I close my eyes and breathe. Diesel and dust cling to the air in my nostrils. I focus on the tree, on its roots and the soil far beneath them.
For several minutes, it’s only the distant sounds of music and the cabs pulling in and out of their parking spaces. My breathing grows stronger, steadier. I no longer feel like I’m about to break.
“You just saved Edmund’s life, didn’t you?” the prince says when I open my eyes.
“Yeah.” I cough out the word. “Guess he owes me.”
“What was that thing? A soul feeder?” There’s just an edge of shakiness in his voice.
“A Banshee. They’ll suck out your soul with a scream. Not quite as painful as getting eaten alive by a Green Woman.” I think back to my shoulder and the long-gone bite of fire.

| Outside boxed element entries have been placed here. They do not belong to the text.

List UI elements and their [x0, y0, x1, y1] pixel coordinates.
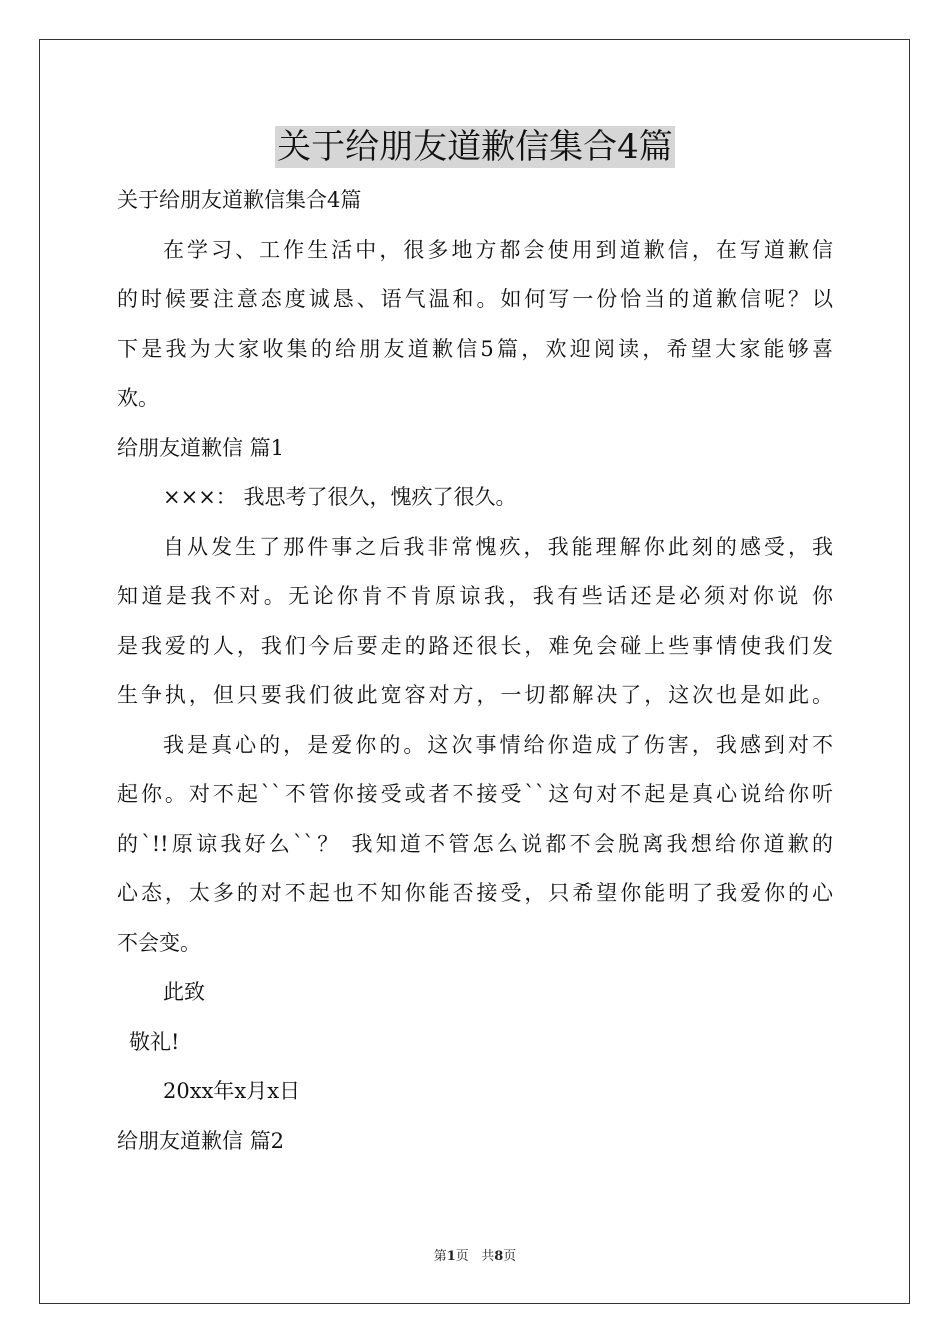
section-heading: 给朋友道歉信 篇2	[117, 1128, 285, 1153]
body-line: 知道是我不对。无论你肯不肯原谅我，我有些话还是必须对你说 你	[117, 584, 833, 608]
document-title: 关于给朋友道歉信集合4篇	[277, 127, 673, 167]
body-line: 自从发生了那件事之后我非常愧疚，我能理解你此刻的感受，我	[163, 534, 833, 559]
body-line: 欢。	[117, 386, 159, 410]
page-prefix: 第	[433, 1249, 447, 1264]
page-footer	[0, 1245, 950, 1264]
body-line: 我是真心的，是爱你的。这次事情给你造成了伤害，我感到对不	[163, 732, 833, 757]
body-line: 生争执，但只要我们彼此宽容对方，一切都解决了，这次也是如此。	[117, 683, 833, 707]
page-current: 1	[446, 1249, 456, 1264]
body-line: 的`!!原谅我好么``？ 我知道不管怎么说都不会脱离我想给你道歉的	[117, 831, 833, 856]
title-container	[0, 126, 950, 168]
body-line: 心态，太多的对不起也不知你能否接受，只希望你能明了我爱你的心	[117, 881, 833, 905]
total-suffix: 页	[503, 1249, 517, 1264]
body-line: 在学习、工作生活中，很多地方都会使用到道歉信，在写道歉信	[163, 237, 833, 262]
body-line: 是我爱的人，我们今后要走的路还很长，难免会碰上些事情使我们发	[117, 633, 833, 658]
body-line: 下是我为大家收集的给朋友道歉信5篇，欢迎阅读，希望大家能够喜	[117, 336, 833, 361]
document-body	[117, 176, 833, 1166]
body-line: 起你。对不起``不管你接受或者不接受``这句对不起是真心说给你听	[117, 782, 833, 806]
closing-line: 此致	[163, 980, 205, 1004]
section-heading: 给朋友道歉信 篇1	[117, 435, 285, 460]
body-line: 的时候要注意态度诚恳、语气温和。如何写一份恰当的道歉信呢？以	[117, 287, 833, 311]
salutation: ×××： 我思考了很久，愧疚了很久。	[163, 485, 517, 509]
body-line: 关于给朋友道歉信集合4篇	[117, 188, 362, 212]
closing-regards: 敬礼!	[129, 1029, 180, 1054]
page-total: 8	[494, 1249, 504, 1264]
page-suffix: 页	[455, 1249, 469, 1264]
total-prefix: 共	[481, 1249, 495, 1264]
body-line: 不会变。	[117, 930, 201, 955]
date-line: 20xx年x月x日	[163, 1079, 301, 1103]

“But—but it turned into a ferret.”
“Weasel. She shifted into a weasel,” I correct him. “They like turning into stoats too. And hares. And hooded crows. Keep an eye out for those.”
Richard looks over his shoulder. Across the street I see his security guards, watching. They haven’t moved from their posts by the pub door. Richard must have asked them to stay.
“Don’t worry, she’s gone.” There’s nothing nearby either. No Black Dogs or fellow Banshees. This one was hunting alone.
The prince looks back at the tree, where my hands touch the bark. “What are you doing?”